– Что ты скажешь в ответ?
– Желаю тебе счастья, Ева. Тебе, твоему мужу и вашим будущим детям.
– Правда?
– Да. Признаться, я вообще удивлён твоим решением. Ты никогда прежде не советовалась со мной. Почему сегодня захотела изменить традициям? Только потому, что у меня на носу выпускной вечер?
– Нет. Из-за важного решения, принятого мной.
– Это не все новости, которые ты хотела мне преподнести?
– Есть ещё кое-что.
– А именно?
– Дело в том… Мне сложно об этом говорить, – призналась Ева.
– Альтернативных вариантов нет?
– Если коротко, то Дэйв предложил мне не только стать его супругой, но и переехать.
– И ты хотела предложить мне составить вам компанию? Или пригласить на свадьбу? – спросил Рекс.
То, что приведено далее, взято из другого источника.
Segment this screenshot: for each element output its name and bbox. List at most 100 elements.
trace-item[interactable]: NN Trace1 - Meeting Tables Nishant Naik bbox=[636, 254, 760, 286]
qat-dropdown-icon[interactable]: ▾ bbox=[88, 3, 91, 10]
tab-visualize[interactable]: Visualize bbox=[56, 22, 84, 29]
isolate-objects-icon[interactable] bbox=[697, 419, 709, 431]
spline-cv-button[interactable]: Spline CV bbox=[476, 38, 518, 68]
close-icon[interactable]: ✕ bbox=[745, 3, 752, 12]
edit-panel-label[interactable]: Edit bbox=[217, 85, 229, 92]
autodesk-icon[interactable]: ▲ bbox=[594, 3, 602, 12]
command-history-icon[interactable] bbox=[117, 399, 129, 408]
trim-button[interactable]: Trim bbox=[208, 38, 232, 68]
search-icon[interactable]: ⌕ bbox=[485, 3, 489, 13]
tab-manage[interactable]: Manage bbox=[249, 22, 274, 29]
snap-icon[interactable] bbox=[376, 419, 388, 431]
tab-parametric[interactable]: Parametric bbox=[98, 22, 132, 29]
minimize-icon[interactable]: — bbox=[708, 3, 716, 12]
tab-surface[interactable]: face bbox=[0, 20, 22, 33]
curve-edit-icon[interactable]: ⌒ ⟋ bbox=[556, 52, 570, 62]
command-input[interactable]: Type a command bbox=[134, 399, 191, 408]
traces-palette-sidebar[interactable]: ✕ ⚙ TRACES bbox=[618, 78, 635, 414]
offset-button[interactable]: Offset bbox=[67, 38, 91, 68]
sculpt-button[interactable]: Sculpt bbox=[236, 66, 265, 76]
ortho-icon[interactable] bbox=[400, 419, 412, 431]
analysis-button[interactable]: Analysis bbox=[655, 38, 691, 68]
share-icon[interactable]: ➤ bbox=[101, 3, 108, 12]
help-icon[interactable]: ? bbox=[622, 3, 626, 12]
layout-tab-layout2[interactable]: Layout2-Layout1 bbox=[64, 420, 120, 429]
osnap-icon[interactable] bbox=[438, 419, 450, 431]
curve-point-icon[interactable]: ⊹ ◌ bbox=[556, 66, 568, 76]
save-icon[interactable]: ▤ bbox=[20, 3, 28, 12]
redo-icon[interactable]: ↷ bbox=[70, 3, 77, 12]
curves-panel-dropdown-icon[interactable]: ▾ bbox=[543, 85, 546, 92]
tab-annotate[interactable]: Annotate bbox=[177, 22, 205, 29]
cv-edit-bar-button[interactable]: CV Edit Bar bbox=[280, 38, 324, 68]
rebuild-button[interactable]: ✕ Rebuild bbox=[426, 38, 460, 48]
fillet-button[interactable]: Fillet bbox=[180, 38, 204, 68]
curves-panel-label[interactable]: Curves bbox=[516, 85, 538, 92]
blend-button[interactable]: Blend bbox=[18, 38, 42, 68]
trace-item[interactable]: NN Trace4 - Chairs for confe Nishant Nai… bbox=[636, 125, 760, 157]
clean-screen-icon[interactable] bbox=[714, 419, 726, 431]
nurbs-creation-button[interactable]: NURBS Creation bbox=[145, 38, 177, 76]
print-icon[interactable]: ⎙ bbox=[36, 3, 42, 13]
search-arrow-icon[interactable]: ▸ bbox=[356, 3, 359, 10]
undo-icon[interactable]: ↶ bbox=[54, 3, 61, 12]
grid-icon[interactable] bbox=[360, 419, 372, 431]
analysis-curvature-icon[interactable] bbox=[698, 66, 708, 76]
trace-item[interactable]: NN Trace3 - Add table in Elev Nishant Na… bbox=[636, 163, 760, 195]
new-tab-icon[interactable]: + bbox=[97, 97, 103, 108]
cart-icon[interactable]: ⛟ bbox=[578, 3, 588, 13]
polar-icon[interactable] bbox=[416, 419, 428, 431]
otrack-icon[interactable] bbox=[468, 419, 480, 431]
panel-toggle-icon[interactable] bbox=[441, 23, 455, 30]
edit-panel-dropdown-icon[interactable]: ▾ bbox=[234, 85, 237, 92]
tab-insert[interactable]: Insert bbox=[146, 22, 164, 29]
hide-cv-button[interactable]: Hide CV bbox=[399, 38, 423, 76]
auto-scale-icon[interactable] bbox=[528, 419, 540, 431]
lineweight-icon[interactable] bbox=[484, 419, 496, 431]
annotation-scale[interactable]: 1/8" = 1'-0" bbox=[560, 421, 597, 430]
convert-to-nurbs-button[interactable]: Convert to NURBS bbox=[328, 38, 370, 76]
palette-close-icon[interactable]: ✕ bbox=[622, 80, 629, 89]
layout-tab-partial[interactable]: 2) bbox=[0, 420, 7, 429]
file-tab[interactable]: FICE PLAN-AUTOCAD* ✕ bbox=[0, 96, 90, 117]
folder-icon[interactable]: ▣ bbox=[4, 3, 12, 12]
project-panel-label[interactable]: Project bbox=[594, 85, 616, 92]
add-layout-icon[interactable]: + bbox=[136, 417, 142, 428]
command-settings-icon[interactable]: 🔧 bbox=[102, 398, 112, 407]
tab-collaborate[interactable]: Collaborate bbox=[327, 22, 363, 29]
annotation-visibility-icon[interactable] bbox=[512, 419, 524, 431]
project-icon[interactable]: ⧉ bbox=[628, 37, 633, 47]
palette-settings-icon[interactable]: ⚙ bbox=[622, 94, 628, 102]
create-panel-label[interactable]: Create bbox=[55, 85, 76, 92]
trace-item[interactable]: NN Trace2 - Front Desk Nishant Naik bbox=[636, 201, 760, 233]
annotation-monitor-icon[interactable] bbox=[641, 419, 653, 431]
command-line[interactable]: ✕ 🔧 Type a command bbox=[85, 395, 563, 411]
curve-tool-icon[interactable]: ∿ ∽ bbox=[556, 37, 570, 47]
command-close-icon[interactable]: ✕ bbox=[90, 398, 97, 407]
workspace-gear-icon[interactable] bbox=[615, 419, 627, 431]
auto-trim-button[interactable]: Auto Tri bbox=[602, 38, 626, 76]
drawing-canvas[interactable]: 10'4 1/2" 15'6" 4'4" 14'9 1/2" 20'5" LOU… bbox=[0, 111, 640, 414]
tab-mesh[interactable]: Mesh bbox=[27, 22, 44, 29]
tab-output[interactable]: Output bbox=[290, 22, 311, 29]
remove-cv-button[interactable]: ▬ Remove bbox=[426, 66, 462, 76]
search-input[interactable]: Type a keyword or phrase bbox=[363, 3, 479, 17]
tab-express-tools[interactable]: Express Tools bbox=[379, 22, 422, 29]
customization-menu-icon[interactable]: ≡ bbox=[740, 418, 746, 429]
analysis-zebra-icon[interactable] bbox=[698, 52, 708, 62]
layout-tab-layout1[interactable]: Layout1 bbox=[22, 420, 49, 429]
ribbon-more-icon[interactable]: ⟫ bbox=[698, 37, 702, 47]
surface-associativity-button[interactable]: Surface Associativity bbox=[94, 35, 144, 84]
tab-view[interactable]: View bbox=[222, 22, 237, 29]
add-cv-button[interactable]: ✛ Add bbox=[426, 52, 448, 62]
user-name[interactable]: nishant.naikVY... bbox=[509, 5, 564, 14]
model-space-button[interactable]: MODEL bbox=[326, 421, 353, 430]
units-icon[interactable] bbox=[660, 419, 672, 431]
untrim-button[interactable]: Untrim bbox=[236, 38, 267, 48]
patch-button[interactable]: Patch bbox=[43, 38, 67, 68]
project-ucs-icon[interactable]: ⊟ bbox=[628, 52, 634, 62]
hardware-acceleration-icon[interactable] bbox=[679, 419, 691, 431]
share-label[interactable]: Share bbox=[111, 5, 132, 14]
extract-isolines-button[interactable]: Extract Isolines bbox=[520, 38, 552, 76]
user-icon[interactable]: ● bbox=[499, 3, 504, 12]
Ему не требовался ответ. Он прекрасно понимал, что ни о каких предложениях со стороны матери речи не последует. Он выпал из жизни Евы Мюррей ровно в тот момент, когда неоднократно склеенная чашка семейных отношений разбилась окончательно, и Филиппа не стало. Момент со смертью отца оказался невероятно показательным. Будь Рекс тогда моложе, не окажись рядом Маргарет… Неизвестно, как сложилась бы его судьба. То есть, известно, но вариант этот назвать оптимистичным язык не поворачивается, да и не повернётся никогда. Единственным, что волновало Еву в браке с Филиппом, оставался сам Филипп. Ребёнка она рассматривала исключительно в качестве способа манипуляции, попытки привязать супруга к себе, а потом, когда привязывать было некого, он потерял значимость, превратившись в некое подобие обузы.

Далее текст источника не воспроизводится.